All professionals (including academics) dislike change which reduces their income. Rationalising services for residential and nursing homes potentially threatens GPs’ income.

Closing community hospitals may be resisted for similar reasons, with GPs forming coalitions with local citizens to protect their incomes in the name of saving local services.

Show us the money
To mitigate such unprofessional behaviour and practice, GPs’ incomes should be public by source and by level. Not a wholly popular idea; but how else to illustrate conflicts of interest? More ‘civilised’ countries in Scandinavia make all tax returns public; something which we Brits should emulate!

A farewell to the national tariff (as was)
Manipulating GP incomes when services are poor and when commissioning is inadequate is difficult. Incentive rigidity is also a problem with hospital tariffs.

PbR tariffs should be guide prices, with CCGs freed up to bargain them down for buying in bulk and for failure to deliver good-quality services. Transaction costs could be reduced by CCG clusters collaborating with analysis and pressure to ensure prices reflect value for money.

Pressuring change on the small number of consultant outliers is also difficult, given current contract and incentive systems. It is crazily difficult to ‘move on’ an inadequate performer, with long periods of introspection whilst clinicians are on gardening leave and locums have to be funded to maintain patient care.

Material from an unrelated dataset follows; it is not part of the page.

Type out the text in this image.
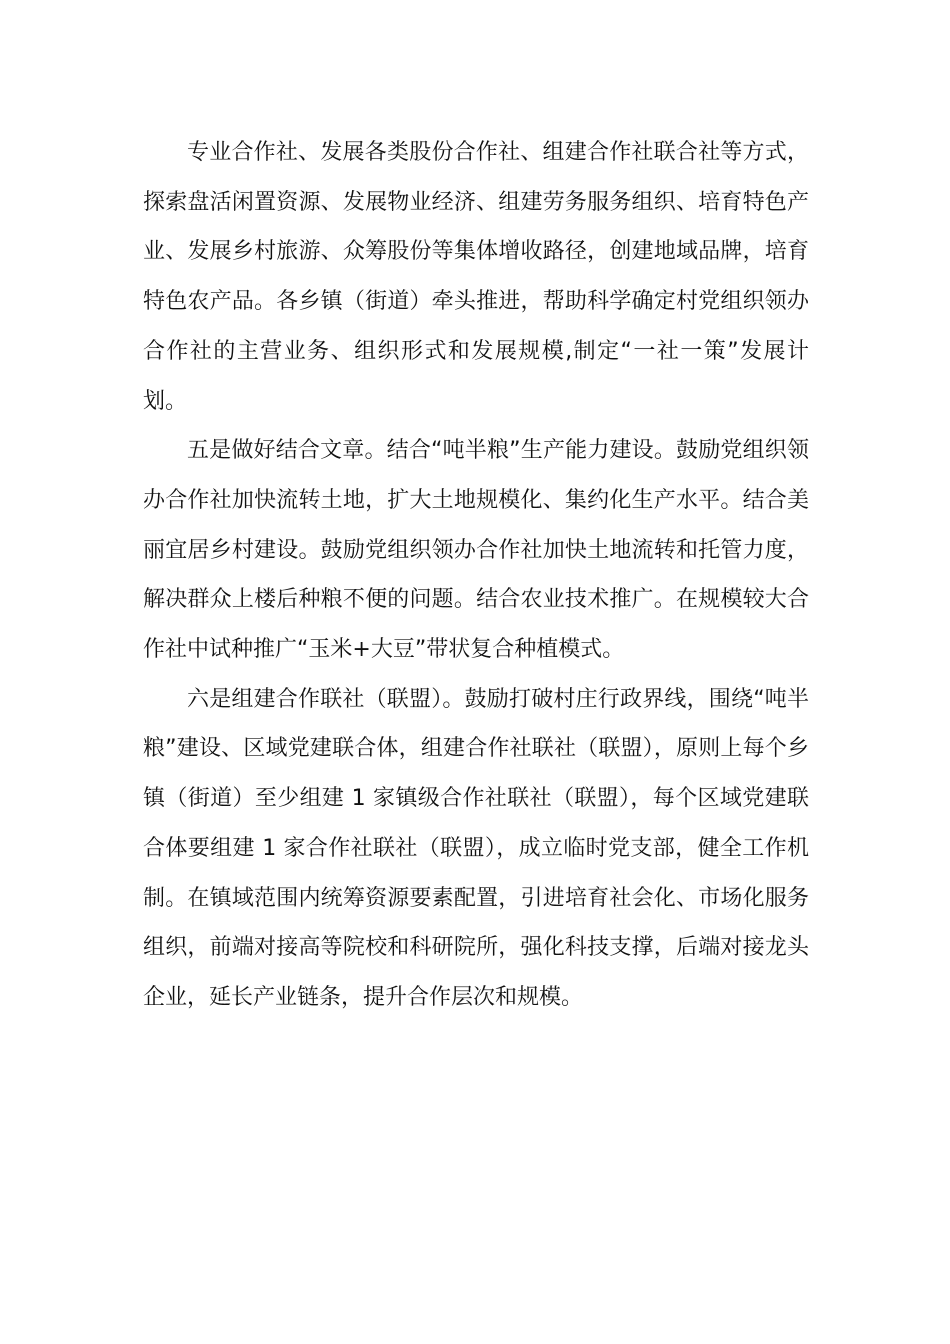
专业合作社、发展各类股份合作社、组建合作社联合社等方式，探索盘活闲置资源、发展物业经济、组建劳务服务组织、培育特色产业、发展乡村旅游、众筹股份等集体增收路径，创建地域品牌，培育特色农产品。各乡镇（街道）牵头推进，帮助科学确定村党组织领办合作社的主营业务、组织形式和发展规模,制定“一社一策”发展计划。

五是做好结合文章。结合“吨半粮”生产能力建设。鼓励党组织领办合作社加快流转土地，扩大土地规模化、集约化生产水平。结合美丽宜居乡村建设。鼓励党组织领办合作社加快土地流转和托管力度，解决群众上楼后种粮不便的问题。结合农业技术推广。在规模较大合作社中试种推广“玉米+大豆”带状复合种植模式。

六是组建合作联社（联盟）。鼓励打破村庄行政界线，围绕“吨半粮”建设、区域党建联合体，组建合作社联社（联盟），原则上每个乡镇（街道）至少组建 1 家镇级合作社联社（联盟），每个区域党建联合体要组建 1 家合作社联社（联盟），成立临时党支部，健全工作机制。在镇域范围内统筹资源要素配置，引进培育社会化、市场化服务组织，前端对接高等院校和科研院所，强化科技支撑，后端对接龙头企业，延长产业链条，提升合作层次和规模。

There is a need for urgent reform. Poorly-performing doctors (and academics) should be given every opportunity to mend their ways - and if irredeemable, removed.

Hospital managers are unable to apply pay cuts or decrimental scales to any of their staff, due to national agreements. Furthermore with Agenda For Change they have been slow to use appraisal to reduce incremental pay inflation. An obvious object for reform to reward clinical behaviour is the system of clinical excellence awards. The Pay Review body delivered a report to the Department of Stealth and No 10 in July - but it lies unused, when urgent change is needed.

The dog’s dentures
Without such radical changes in analytical capacity and doctors’ incentives as these to transform CCGs into active purchasers, CCGs will be what PCTs were: toothless bulldogs.

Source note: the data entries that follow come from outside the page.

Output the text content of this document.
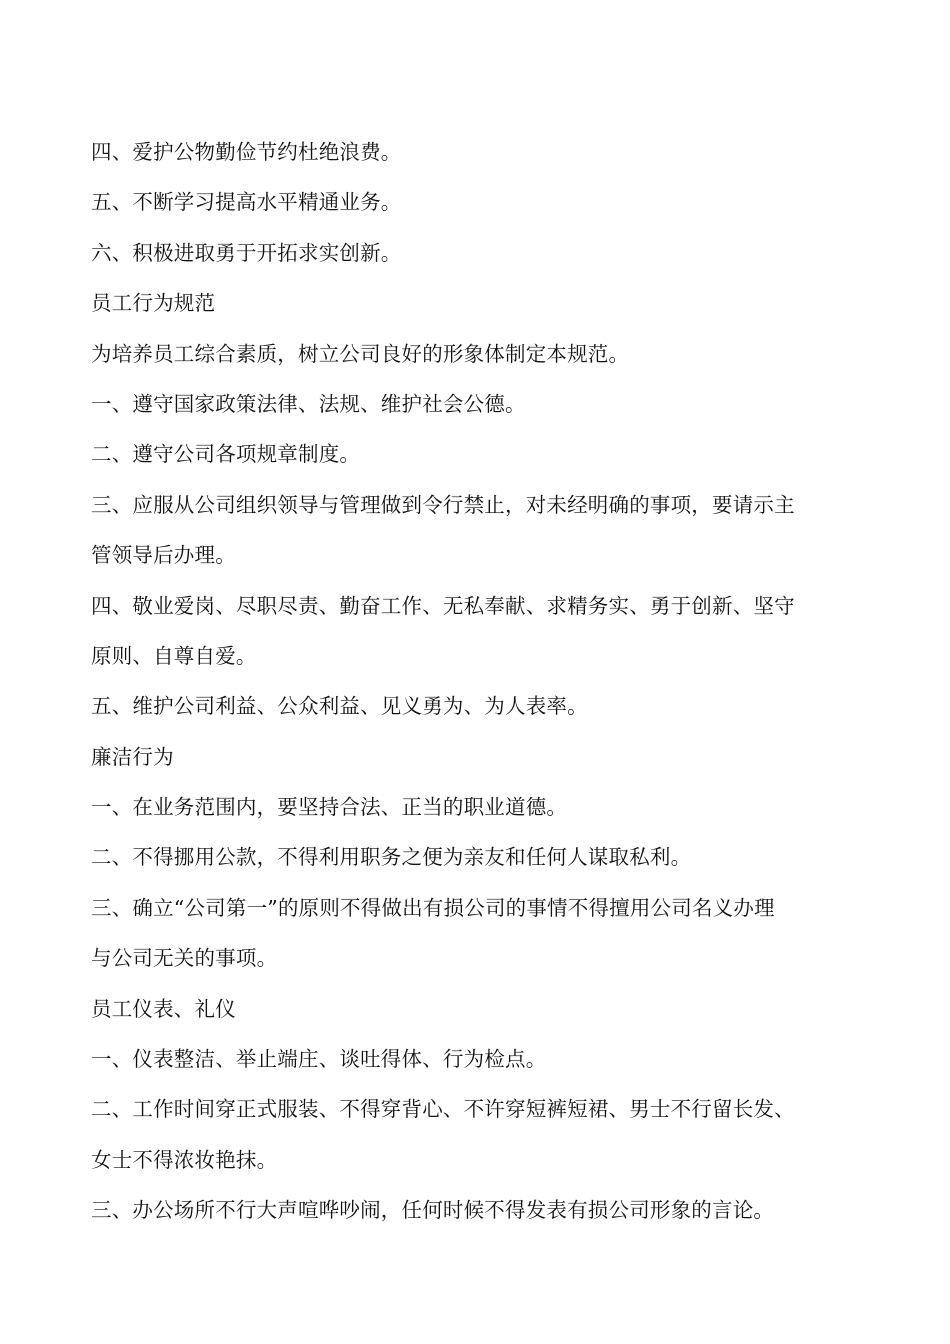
四、爱护公物勤俭节约杜绝浪费。
五、不断学习提高水平精通业务。
六、积极进取勇于开拓求实创新。
员工行为规范
为培养员工综合素质，树立公司良好的形象体制定本规范。
一、遵守国家政策法律、法规、维护社会公德。
二、遵守公司各项规章制度。
三、应服从公司组织领导与管理做到令行禁止，对未经明确的事项，要请示主
管领导后办理。
四、敬业爱岗、尽职尽责、勤奋工作、无私奉献、求精务实、勇于创新、坚守
原则、自尊自爱。
五、维护公司利益、公众利益、见义勇为、为人表率。
廉洁行为
一、在业务范围内，要坚持合法、正当的职业道德。
二、不得挪用公款，不得利用职务之便为亲友和任何人谋取私利。
三、确立“公司第一”的原则不得做出有损公司的事情不得擅用公司名义办理
与公司无关的事项。
员工仪表、礼仪
一、仪表整洁、举止端庄、谈吐得体、行为检点。
二、工作时间穿正式服装、不得穿背心、不许穿短裤短裙、男士不行留长发、
女士不得浓妆艳抹。
三、办公场所不行大声喧哗吵闹，任何时候不得发表有损公司形象的言论。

Achieving such radical change will be difficult as managers - clinical and non-clinical alike - lack the skills needed and have been reared in the tradition of sticking fingers in the dyke; rather than re-structuring it to avoid disaster.

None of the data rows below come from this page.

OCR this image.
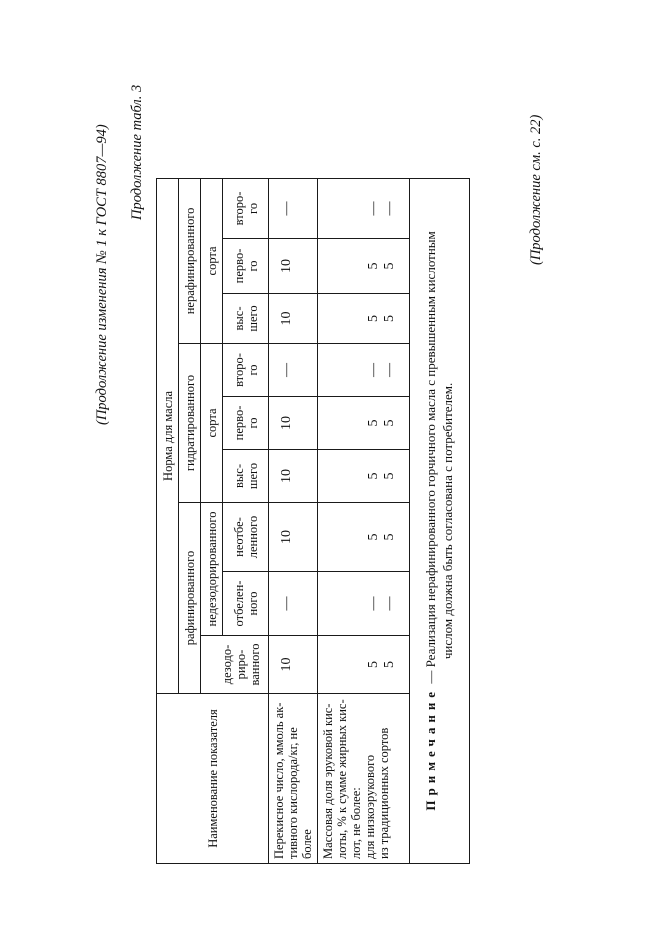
(Продолжение изменения № 1 к ГОСТ 8807—94) Продолжение табл. 3	(Продолжение см. с. 22)
Наименование показателя	Норма для масла									
	рафинированного			гидратированного			нерафинированного			

	дезодо- риро- ванного	недезодорированного		сорта			сорта			

		отбелен- ного	неотбе- ленного	выс- шего	перво- го	второ- го	выс- шего	перво- го	второ- го	

Перекисное число, ммоль ак- тивного кислорода/кг, не более	10	—	10	10	10	—	10	10	—	

Массовая доля эруковой кис- лоты, % к сумме жирных кис- лот, не более: для низкоэрукового из традиционных сортов	5 5	— —	5 5	5 5	5 5	— —	5 5	5 5	— —	

Примечание — Реализация нерафинированного горчичного масла с превышенным кислотным числом должна быть согласована с потребителем.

Without such a revolution, and the development of evidence-based price-and-quality-making by CCGs, the erosion of the NHS is a real risk; with right-wing nutters and policy wonks in the Metropolis eager to break up the NHS with insurance schemes and other inefficient and inequitable wheezes!

Will the Department of Stealth and the NHS Commissioning Board enable CCGs to carry out their tasks efficiently?

Or will incentives continue to be perverse and local freedoms to innovate be stifled?